HAYATTA KALMAK MI, AYAKTA KALMAK MI?

İNANÇ YILAN

Salgından kapanmadan kurtulmak mümkün mü?

Elbette mümkün ancak bu süreç yönetimini sağlıkçıların endişeleriyle çakışan siyasetçilerin çözüm önerilerinden biraz çıkarmak gerekiyor.

En baştan samimi olmak gerekirse paramız yok tamamen kapanamayız. Mermisi biten ordunun cephe savaşını sürdüremeyeceği gerçeğiyle yüzleşir gibi gerçekleri masaya yatıracağız.

Yarı açık yarı kapalı yönetim anlayışıyla bu güne kadar yürüttüğümüz politika da duvara çarptı, biz de duvarın dibine yığılıp kaldık. Öyleyse yeniden ciddi bir plana ihtiyacımız var. Tamda burada kapısını çalmamız gereken Yöneylem Araştırmalarında uzman isimlerdir. Hayatın gerçekliği içinde olmayan 65 yaş üstü insanları aşılarken sürecin tam ortasında bulunan öğretmen, şoför esnafı, kargocular, aşçılar, garsonlar, eczacılar, hademeleri ve nice önemli meslek sahibini hep öteledik.

Peki niye?

Yaşlı ölümlerini durdurmak için…

Durdurabildik mi?

Kısmen belki ama asıl sorun ne?

Hayatta kalmak mı yoksa ayakta olmak mı?

İkisi çok farklı şeydir ve aynı anda tercih edilemez.
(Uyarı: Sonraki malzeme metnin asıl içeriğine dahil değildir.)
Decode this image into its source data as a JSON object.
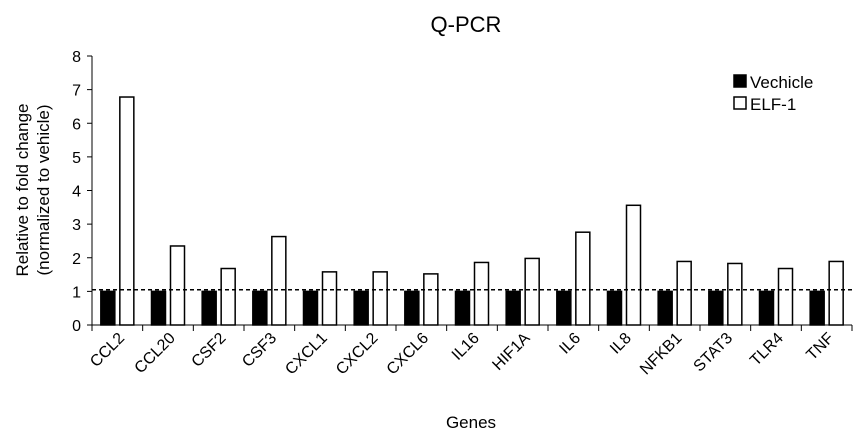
{
  "chart_data": {
    "type": "bar",
    "title": "Q-PCR",
    "xlabel": "Genes",
    "ylabel": [
      "Relative to fold change",
      "(normalized to vehicle)"
    ],
    "ylim": [
      0,
      8
    ],
    "yticks": [
      0,
      1,
      2,
      3,
      4,
      5,
      6,
      7,
      8
    ],
    "grid": false,
    "legend_position": "top-right",
    "reference_line": {
      "y": 1.05,
      "style": "dashed"
    },
    "categories": [
      "CCL2",
      "CCL20",
      "CSF2",
      "CSF3",
      "CXCL1",
      "CXCL2",
      "CXCL6",
      "IL16",
      "HIF1A",
      "IL6",
      "IL8",
      "NFKB1",
      "STAT3",
      "TLR4",
      "TNF"
    ],
    "series": [
      {
        "name": "Vechicle",
        "color": "#000000",
        "fill": "solid",
        "values": [
          1,
          1,
          1,
          1,
          1,
          1,
          1,
          1,
          1,
          1,
          1,
          1,
          1,
          1,
          1
        ]
      },
      {
        "name": "ELF-1",
        "color": "#ffffff",
        "fill": "hollow",
        "values": [
          6.78,
          2.35,
          1.68,
          2.63,
          1.58,
          1.58,
          1.52,
          1.86,
          1.98,
          2.76,
          3.56,
          1.89,
          1.83,
          1.68,
          1.89
        ]
      }
    ]
  }
}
Yöneylem Araştırması burada devreye girer. Araştırmacılara iki sorunun cevabına nasıl ulaşacağımız sorulur, uzmanlarda bunun yol ve yöntemlerini anlatır. Unutulmamalı ki Yöneylem Araştırmaları Nazi saldırılarına karşı İngiltere’nin önce ayakta sonra hayatta kalmasını sağladı.

Bitkisel hayatta bir ekonomi ile ayakta kalınamaz, ayakta kalan bir ekonomi ile ise biraz hırpalanmış hatta eksikte olsak en azından hayatta kalırız.

Aşı gruplarını değiştirip duygusal bakış açısı yerine gerçekçi bir yaklaşımla, ekonomiyi ayakta tutacak grupların aşılanmasına geçilmelidir. Açıkçası savaşın tam ortasında olduğumuzu kabullenmemizin zamanı geldi.

Cephede tırnak batması, ağır yaralı askerin tedavisinden daha ciddi bir sorundur.

Acı hatta korkunç bir yaklaşım ama ne yazık ki gerçek!